In the Guillaume Canet film, she plays a woman grappling with a profound emotional crisis after the unexpected death of her husband.

"I didn’t want to do it at first because I didn’t understand the script," Binoche said in an interview this week at the Cannes Film Festival, where "Rendezvous" (or "Luck" as it was known on the festival circuit) premiered in the official selection.

"I said, 'I don’t get it. It’s not clear to me.'"

But after further discussions with Canet, the film’s writer and director, she said she discovered a “poetic” ambiguity at the story’s core that she found compelling.

"There are things that are not explained, and I like that," Binoche said, speaking through an interpreter. "It’s mysterious, and it touches something in you that is not obvious. You have to bring something of yourself, and you’re not sure where the story is going."

In the film, Binoche’s character, Helen, retreats to the family cabin by the sea where she is joined by her brother (Nick Offerman), and her husband’s collaborator (Canet), with whom she eventually enters into a fraught and complicated affair.

The film is a showcase for Binoche, who is captivating as the emotionally fraught woman navigating a labyrinth of grief.

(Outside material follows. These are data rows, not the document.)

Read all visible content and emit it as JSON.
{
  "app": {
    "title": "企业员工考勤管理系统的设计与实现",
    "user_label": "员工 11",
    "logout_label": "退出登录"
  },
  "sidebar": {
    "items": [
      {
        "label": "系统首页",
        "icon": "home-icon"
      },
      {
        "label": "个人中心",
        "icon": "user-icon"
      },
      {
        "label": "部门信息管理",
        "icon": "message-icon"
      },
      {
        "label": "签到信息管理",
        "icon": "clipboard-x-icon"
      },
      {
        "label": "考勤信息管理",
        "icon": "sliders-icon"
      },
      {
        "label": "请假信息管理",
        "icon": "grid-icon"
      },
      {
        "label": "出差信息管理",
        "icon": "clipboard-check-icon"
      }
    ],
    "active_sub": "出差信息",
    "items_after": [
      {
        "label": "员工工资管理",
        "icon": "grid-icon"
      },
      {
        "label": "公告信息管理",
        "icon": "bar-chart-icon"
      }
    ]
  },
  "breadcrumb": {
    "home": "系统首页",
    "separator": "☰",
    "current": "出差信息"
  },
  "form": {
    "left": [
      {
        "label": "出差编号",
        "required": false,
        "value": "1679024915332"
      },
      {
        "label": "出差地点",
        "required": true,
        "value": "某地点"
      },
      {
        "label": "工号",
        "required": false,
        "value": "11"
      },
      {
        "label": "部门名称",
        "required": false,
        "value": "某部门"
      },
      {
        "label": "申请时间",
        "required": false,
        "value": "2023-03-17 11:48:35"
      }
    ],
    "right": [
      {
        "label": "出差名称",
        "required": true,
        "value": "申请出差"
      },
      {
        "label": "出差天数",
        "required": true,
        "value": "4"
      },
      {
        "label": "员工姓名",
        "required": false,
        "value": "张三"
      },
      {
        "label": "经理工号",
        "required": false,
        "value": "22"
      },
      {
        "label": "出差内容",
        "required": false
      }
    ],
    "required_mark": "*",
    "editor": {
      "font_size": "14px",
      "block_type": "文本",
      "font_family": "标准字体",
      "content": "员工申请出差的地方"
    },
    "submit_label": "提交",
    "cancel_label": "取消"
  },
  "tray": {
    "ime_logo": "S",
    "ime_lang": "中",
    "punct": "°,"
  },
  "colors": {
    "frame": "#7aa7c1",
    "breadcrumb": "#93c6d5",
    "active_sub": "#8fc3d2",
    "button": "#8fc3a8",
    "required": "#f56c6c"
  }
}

At the film’s outset, she’s barely alive, and her character’s journey to recovery, however tenuous, is masterfully rendered.

"I knew it was going to be an extreme part, emotionally speaking," Binoche said. "That attracted me, of course, but also made me a little nervous."

The film marks Binoche’s latest collaboration with Canet, whom she previously worked with on the romantic drama "Little White Lies," and the English-language political thriller "The Secret in Their Eyes," which starred Nicole Kidman and Daniel Craig.

"I love working with Guillaume. He’s a brilliant director,” Binoche said. "He’s a actor himself, so he knows how to direct actors. You can really trust him, and that’s crucial. You never know what’s going to happen when you start a film, but you have to commit yourself, and he’s someone you can commit yourself to."

Binoche, who won the best-actress Academy Award in 1997 for "The English Patient," has a knack for selecting intriguing projects, many of which have a strong European identity.

Along with "Rendezvous," which is largely set on the French Riviera, her upcoming films include "The Powder Keg," a Danish western starring Mads Mikkelsen, and "Paris Memories," which was shot in the French capital.

"I rarely say no to a film," Binoche said. "If I do, it’s because I don’t understand it, or because I feel that I’m not the right person to do it. I’m not picky -- I just want to do films that are interesting, and that I can connect to."

That goes for projects closer to home, too.

This year, Binoche made her directorial debut with "Quarterlife," a documentary about four young people grappling with environmental issues close to her heart.

"I’m not a journalist. I’m not objective," Binoche said. "When you make a documentary, you have a point of view. You have to be aware of that, and I am. I have my opinions, and I wanted to make a film that reflected those."

Her next project is acting in and producing a new adaptation of "Anna Karenina," which will be directed by Joe Wright, who previously collaborated with Binoche on "Hanna."

Of her frequent work with distinguished auteurs, Binoche said simply: "I like to be challenged."